Did you know? Some parts of South Beach were so dilapidated that the show’s set designers and production crew had to paint over graffiti and make repairs to buildings before filming could begin. Ironically, Miami city officials had to initially concerned that the word “vice” in the show’s title would reflect poorly on the city’s reputation.

Miami Vice
Don Johnson, right, as “Sonny” Crockett, and Philip Michael Thomas as Ricardo Tubbs, hard at work on the beach at Miami ViceThe popularity of the TV show from 1984 to 1989 coincided with the early days of the rebirth of Miami’s South Beach.
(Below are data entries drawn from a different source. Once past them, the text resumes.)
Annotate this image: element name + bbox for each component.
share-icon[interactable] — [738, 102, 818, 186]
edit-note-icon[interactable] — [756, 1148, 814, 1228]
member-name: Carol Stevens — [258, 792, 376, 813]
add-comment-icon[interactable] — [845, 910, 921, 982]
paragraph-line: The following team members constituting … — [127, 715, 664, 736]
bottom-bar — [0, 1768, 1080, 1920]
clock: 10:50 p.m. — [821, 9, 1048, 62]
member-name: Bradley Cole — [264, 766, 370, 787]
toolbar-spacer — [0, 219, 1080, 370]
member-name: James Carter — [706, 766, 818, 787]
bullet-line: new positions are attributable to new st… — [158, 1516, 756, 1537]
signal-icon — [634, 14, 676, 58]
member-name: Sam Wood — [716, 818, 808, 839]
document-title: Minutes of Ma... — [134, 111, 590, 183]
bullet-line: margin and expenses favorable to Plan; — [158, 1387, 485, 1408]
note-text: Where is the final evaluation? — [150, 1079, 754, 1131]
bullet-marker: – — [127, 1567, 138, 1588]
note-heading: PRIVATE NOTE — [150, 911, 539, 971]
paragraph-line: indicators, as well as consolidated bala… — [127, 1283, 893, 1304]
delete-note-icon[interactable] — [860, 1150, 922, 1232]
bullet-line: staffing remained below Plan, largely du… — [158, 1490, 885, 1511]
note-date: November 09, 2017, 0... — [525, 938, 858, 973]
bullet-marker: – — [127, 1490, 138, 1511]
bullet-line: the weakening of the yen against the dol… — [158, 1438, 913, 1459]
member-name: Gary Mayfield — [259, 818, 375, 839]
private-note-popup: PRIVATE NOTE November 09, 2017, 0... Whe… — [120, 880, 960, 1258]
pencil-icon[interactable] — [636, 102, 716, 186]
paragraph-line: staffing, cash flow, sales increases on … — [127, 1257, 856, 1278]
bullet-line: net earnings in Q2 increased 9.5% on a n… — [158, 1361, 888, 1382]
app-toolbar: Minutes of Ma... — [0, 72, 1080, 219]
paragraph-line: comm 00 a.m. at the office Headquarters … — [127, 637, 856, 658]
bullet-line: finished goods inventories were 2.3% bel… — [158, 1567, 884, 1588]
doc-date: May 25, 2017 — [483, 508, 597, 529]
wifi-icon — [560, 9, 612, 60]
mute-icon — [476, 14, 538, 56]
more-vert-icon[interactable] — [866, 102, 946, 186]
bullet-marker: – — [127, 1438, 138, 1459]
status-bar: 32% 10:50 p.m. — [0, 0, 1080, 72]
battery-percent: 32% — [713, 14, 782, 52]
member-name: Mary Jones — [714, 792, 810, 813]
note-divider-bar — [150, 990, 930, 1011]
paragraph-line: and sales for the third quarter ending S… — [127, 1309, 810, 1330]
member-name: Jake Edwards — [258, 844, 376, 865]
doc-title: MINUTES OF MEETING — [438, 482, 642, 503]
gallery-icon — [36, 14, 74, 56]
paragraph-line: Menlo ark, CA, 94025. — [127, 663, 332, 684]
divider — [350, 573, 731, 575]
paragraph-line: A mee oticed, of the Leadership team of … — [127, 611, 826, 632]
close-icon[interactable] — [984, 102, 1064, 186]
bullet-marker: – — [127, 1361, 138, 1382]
Photo: AP Photo/Universal/Canadian Press

It changed the way we watched police shows

For Miami ViceNo one thought cop shows had a cinematic sheen, with high production values ​​and top-notch cinematography. They were raw. Cops had worked undercover before, but they hadn’t gone all in like Crockett and Tubbs, with the clothes and the cars and all the wealth-and-status regalia.

There certainly wasn’t much noise on TV about drug cartels and arms dealers or depictions of the extravagant lifestyles they offered their top lieutenants. Perhaps most substantially, on Miami ViceThe good guys weren’t always clearly distinguishable from the bad guys. By allowing for ethical ambiguity, the show rewrote the cop show forever. Forty years later, it’s still a joy to watch, especially when Crockett pulls over that high-performance Ferrari Daytona Spyder to use a pay phone.

Did you know? According to IMDb, each episode cost about $1.3 million to make, about 30 percent more than most other police procedural shows at the time. The series was one of the first to air in stereophonic sound, a novelty on television in the 1980s, which allowed the music and sound effects to come through in a way that was rarely seen at the time.